After two hours of deliberations, a federal jury in Missouri awarded $34.3 million to State Farm policyholders in a class action trial. The class action was brought on behalf of approximately 24,000 current and former owners of universal life insurance policies issued in Missouri. Universal life insurance is a type of life insurance that includes an interest-bearing savings account from which the insurer deducts money each month to cover the cost of the life insurance. The jury found that State Farm systematically overcharged its policyholders for 23 years.

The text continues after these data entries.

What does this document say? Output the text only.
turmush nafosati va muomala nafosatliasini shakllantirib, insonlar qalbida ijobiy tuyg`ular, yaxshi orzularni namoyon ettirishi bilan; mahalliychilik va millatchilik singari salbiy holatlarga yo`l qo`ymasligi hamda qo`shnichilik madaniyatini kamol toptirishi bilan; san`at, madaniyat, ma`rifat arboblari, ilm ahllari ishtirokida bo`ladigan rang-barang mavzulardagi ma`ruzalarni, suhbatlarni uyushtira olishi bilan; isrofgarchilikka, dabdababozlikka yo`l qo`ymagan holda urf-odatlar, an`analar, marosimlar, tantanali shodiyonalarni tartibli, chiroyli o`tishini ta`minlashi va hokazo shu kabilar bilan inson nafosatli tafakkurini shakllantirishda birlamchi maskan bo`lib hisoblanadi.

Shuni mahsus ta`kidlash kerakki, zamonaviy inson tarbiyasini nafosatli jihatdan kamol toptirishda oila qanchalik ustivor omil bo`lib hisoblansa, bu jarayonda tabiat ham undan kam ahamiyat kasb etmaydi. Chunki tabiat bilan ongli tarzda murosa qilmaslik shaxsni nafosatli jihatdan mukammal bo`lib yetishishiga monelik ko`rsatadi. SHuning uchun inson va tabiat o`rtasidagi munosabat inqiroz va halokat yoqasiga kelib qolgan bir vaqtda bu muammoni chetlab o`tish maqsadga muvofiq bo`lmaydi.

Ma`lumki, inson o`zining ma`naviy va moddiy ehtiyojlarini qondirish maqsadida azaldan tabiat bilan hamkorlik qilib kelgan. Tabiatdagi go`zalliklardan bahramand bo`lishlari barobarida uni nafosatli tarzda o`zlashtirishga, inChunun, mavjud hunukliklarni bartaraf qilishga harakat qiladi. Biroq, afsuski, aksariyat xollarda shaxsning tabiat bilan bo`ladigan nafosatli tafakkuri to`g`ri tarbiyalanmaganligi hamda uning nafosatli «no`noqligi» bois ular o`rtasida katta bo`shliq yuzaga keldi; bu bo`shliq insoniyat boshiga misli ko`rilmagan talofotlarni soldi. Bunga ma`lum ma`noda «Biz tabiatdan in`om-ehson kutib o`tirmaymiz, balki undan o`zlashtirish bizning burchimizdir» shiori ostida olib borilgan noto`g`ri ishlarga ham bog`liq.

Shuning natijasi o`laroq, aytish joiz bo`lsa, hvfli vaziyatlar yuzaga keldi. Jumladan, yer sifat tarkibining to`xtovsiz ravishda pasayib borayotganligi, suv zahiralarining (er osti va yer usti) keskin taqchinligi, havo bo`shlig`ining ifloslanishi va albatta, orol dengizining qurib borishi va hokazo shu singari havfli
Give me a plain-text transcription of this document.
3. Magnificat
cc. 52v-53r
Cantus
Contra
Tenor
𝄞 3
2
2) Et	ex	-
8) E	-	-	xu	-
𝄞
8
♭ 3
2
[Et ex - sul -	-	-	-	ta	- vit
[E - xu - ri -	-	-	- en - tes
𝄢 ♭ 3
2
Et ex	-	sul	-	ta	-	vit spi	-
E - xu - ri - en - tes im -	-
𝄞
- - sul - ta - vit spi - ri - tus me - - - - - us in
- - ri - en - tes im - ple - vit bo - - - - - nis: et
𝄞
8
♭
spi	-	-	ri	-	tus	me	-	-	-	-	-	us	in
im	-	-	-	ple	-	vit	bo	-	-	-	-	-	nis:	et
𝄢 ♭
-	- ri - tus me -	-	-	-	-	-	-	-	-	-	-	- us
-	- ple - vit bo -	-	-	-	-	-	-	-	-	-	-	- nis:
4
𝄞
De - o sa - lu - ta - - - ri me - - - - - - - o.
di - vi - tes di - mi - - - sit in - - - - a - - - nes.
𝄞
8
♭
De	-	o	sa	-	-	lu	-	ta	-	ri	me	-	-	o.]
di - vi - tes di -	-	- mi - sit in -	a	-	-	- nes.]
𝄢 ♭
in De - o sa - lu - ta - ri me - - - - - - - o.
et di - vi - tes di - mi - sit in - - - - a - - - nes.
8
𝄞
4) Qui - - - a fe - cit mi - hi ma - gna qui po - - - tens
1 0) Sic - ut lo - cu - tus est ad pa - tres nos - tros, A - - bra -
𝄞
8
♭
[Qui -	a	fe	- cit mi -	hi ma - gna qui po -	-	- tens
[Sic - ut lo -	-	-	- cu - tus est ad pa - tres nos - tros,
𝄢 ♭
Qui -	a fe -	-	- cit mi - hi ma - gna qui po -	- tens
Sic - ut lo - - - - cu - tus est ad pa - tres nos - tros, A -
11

“We are very pleased with the jury’s verdict,” said John Schirger, one of the trial lawyers, who has represented policyholders in over a dozen similar cases. “It represents 97% of the damages we requested. The jury was very attentive to the details of complex actuarial concepts and mathematics and rendered a verdict that will restore lost account values to approximately 24,000 Missourians.”
In a pretrial ruling, the Court determined that State Farm violated the Form 94030-25 policy as a matter of law. The jury was asked to determine if the violation caused damages to policyholders and, if so, the amount of those damages. The trial lasted three days. If the award is affirmed on appeal, class members will be notified of the right to share in the settlement at a later date.
“This is a great story of the little guy taking on a huge company and winning” said Norm Siegel, who delivered the opening and closing arguments to the jury. “The most egregious aspect of these cases is that there is no reasonable way for a policyholder to know that they’re being overcharged because the overcharge is hidden behind a complex, actuarial ‘cost of insurance rate’ that is indecipherable to the average person. You have to hire a lawyer and actuary to deconstruct that rate and compare it to the proper rate to know you’re being damaged. You can be overcharged for decades without knowing, which is what the jury found here.”
Stueve Siegel Hanson and Miller Schirger are prosecuting several other cases of life-insurance policyholders who it is alleged have been overcharged across the country. The firms have obtained settlements making available relief valued at over $2 billion to policyholders.